Le Double a connaissance des destinées d'autrui par le biais de l'alter-ego de celui-ci.


Le « Hamr » et le loup-garou  

Le loup, que l’on voit et qui agit comme un homme pourrait le faire (mais avec plus de potentiel), est tout simplement une des formes que peut prendre le hamr, lorsque une partie du caractère de l’individu ressemble au tempérament du loup : l’homme possède un ou plusieurs doubles qui peuvent prendre n’importe quelle forme en fonction de celle qui les caractérise le mieux. C’est le thème très porteur du double animal.

Le « Hamr » et le vampire  

Chez les peuples chamaniques, l’âme-Hamr réside dans les os ; d’où une résurrection possible : le double ne disparaît pas tant que le cadavre n’est pas totalement détruit. De là vient probablement le vampire : les capacités du mort dépasse celles du vivant. Quand on meurt, le hamr survit tant que le corps n’est pas décomposé : c’est durant ce laps de temps que le « vampire » serait là. C’est peut-être une des origines du mythe.

Le « Hamr » et la sorcière  

De là vient aussi la sorcière : la sorcière médiévale, c’est (au moins en partie) le double germanique lorsqu’il commet des choses négatives ; c’est probablement le Hamr, le double corporel (par exemple pour une vengeance). Donc le loup-garou et la sorcière sont très proches ; ce que nous disent bien les légendes médiévales.
L’onguent remplace les anciennes techniques de l’extase, et le bâton (éléments inventés au XVe) vient du bâton norrois, attribut des magiciens. Les sorcières aussi sont liées aux animaux. En fait, on constate le même genre d’évolution pour la sorcière et pour la fée : l’une est le négatif de l’autre, l’une vient du hamr et l’autre de la fylgia.

Loups-garous, vampires, sorcières : ils sont cousins, ils viennent du hamr. On pourrait dire qu’un hamr à l’apparence féminine est une sorcière, qu’un hamr à l’apparence lupine est un loup-garou, et que le hamr d’une personne morte mais non décomposée est un vampire. De plus, dans certaines traditions, on pense qu’un individu qui a été loup-garou de son vivant devient un vampire à sa « mort ». D’après une interprétation moderne, seul un loup-garou peut tuer un vampire. En fait, il est toujours question du hamr.
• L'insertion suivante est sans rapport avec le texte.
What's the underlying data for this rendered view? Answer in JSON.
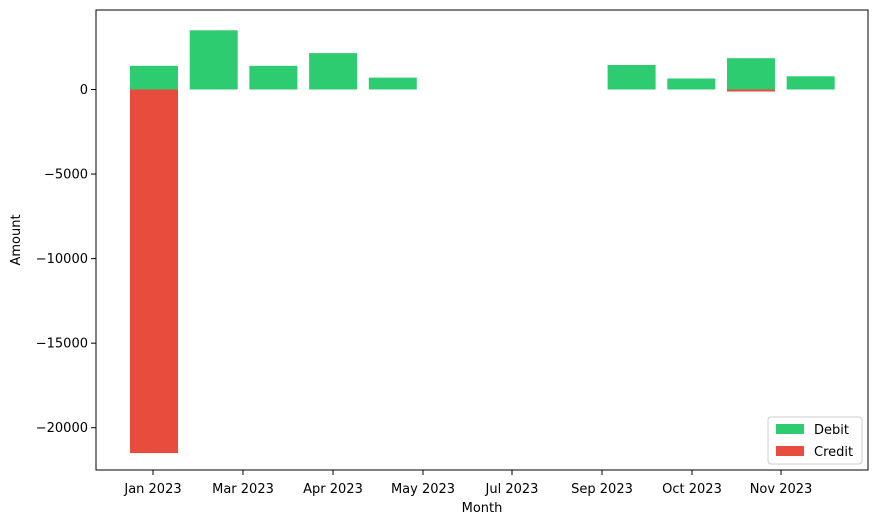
{
  "chart_data": {
    "type": "bar",
    "title": "",
    "xlabel": "Month",
    "ylabel": "Amount",
    "ylim": [
      -22500,
      4700
    ],
    "grid": false,
    "legend_position": "bottom-right",
    "x_ticks": [
      "Jan 2023",
      "Mar 2023",
      "Apr 2023",
      "May 2023",
      "Jul 2023",
      "Sep 2023",
      "Oct 2023",
      "Nov 2023"
    ],
    "y_ticks": [
      0,
      -5000,
      -10000,
      -15000,
      -20000
    ],
    "y_tick_labels": [
      "0",
      "−5000",
      "−10000",
      "−15000",
      "−20000"
    ],
    "bars": [
      {
        "debit": 1400,
        "credit": -21500
      },
      {
        "debit": 3500,
        "credit": 0
      },
      {
        "debit": 1400,
        "credit": 0
      },
      {
        "debit": 2150,
        "credit": 0
      },
      {
        "debit": 700,
        "credit": 0
      },
      {
        "debit": 1450,
        "credit": 0
      },
      {
        "debit": 650,
        "credit": 0
      },
      {
        "debit": 1850,
        "credit": -120
      },
      {
        "debit": 780,
        "credit": 0
      }
    ],
    "bar_x_index": [
      0,
      1,
      2,
      3,
      4,
      8,
      9,
      10,
      11
    ],
    "series": [
      {
        "name": "Debit",
        "color": "#2ecc71"
      },
      {
        "name": "Credit",
        "color": "#e74c3c"
      }
    ]
  }
}
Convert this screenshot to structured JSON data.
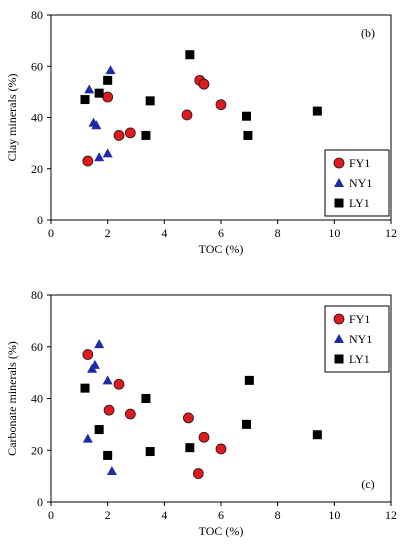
{
  "colors": {
    "FY1": "#e0191f",
    "NY1": "#1f2aa6",
    "LY1": "#000000",
    "marker_stroke": "#1a1a1a"
  },
  "chart_data": [
    {
      "type": "scatter",
      "panel_label": "(b)",
      "xlabel": "TOC (%)",
      "ylabel": "Clay minerals (%)",
      "xlim": [
        0,
        12
      ],
      "ylim": [
        0,
        80
      ],
      "xticks": [
        0,
        2,
        4,
        6,
        8,
        10,
        12
      ],
      "yticks": [
        0,
        20,
        40,
        60,
        80
      ],
      "legend_position": "bottom-right",
      "series": [
        {
          "name": "FY1",
          "marker": "circle",
          "x": [
            1.3,
            2.0,
            2.4,
            2.8,
            4.8,
            5.25,
            5.4,
            6.0
          ],
          "y": [
            23,
            48,
            33,
            34,
            41,
            54.5,
            53,
            45
          ]
        },
        {
          "name": "NY1",
          "marker": "triangle",
          "x": [
            1.35,
            1.5,
            1.6,
            1.7,
            2.0,
            2.1
          ],
          "y": [
            51,
            38,
            37,
            24.5,
            26,
            58.5
          ]
        },
        {
          "name": "LY1",
          "marker": "square",
          "x": [
            1.2,
            1.7,
            2.0,
            3.35,
            3.5,
            4.9,
            6.9,
            6.95,
            9.4
          ],
          "y": [
            47,
            49.5,
            54.5,
            33,
            46.5,
            64.5,
            40.5,
            33,
            42.5
          ]
        }
      ]
    },
    {
      "type": "scatter",
      "panel_label": "(c)",
      "xlabel": "TOC (%)",
      "ylabel": "Carbonate minerals (%)",
      "xlim": [
        0,
        12
      ],
      "ylim": [
        0,
        80
      ],
      "xticks": [
        0,
        2,
        4,
        6,
        8,
        10,
        12
      ],
      "yticks": [
        0,
        20,
        40,
        60,
        80
      ],
      "legend_position": "top-right",
      "series": [
        {
          "name": "FY1",
          "marker": "circle",
          "x": [
            1.3,
            2.05,
            2.4,
            2.8,
            4.85,
            5.2,
            5.4,
            6.0
          ],
          "y": [
            57,
            35.5,
            45.5,
            34,
            32.5,
            11,
            25,
            20.5
          ]
        },
        {
          "name": "NY1",
          "marker": "triangle",
          "x": [
            1.3,
            1.45,
            1.55,
            1.7,
            2.0,
            2.15
          ],
          "y": [
            24.5,
            51.5,
            53,
            61,
            47,
            12
          ]
        },
        {
          "name": "LY1",
          "marker": "square",
          "x": [
            1.2,
            1.7,
            2.0,
            3.35,
            3.5,
            4.9,
            6.9,
            7.0,
            9.4
          ],
          "y": [
            44,
            28,
            18,
            40,
            19.5,
            21,
            30,
            47,
            26
          ]
        }
      ]
    }
  ]
}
Mais les circonstances de l’apparition du vampire sont différentes de celles du loup-garou ; les thématiques et problèmes soulevés aussi. Pour le vampire, on a les thèmes de démarcation vie-mort ; ici-bas – au-delà ; pour le loup-garou, ce sont les thèmes sauvagerie-civilisation, animal-homme, maîtrise intellectuelle-instinct physique. Il en possède probablement d’autres.

Derrière tout cela, il y a les conceptions chamaniques : lorsque le chaman est en transe, son esprit quitte son corps et, sous forme humaine ou animale, gagne l’au-delà pour diverses raisons ; assez souvent pour en ramener l’âme d’un défunt ou les moyens de guérir une autre personne (thème du loup psychopompe), parfois pour un règlement de comptes. En fait, se métamorphoser en loup, c’est extraire de soi son véritable hamr qui a les caractéristiques du loup : ça peut être positif aussi bien que négatif car la symbolique du loup possède ces deux aspects.
Mais tout cela a été réinterprété par les chrétiens du Moyen-Age. Les histoires de loups-garous sont souvent tout ce qui reste d’anciennes influences chamaniques et/ou scandinaves auxquelles se sont tardivement mêlées des réminiscences de la mythologie antique ; le tout sous la coupe de l’interprétation chrétienne.
L’ancien norrois n’a pas de mot pour « néant », « non-être ». Vie, rêve, mort etc s’interpénètrent.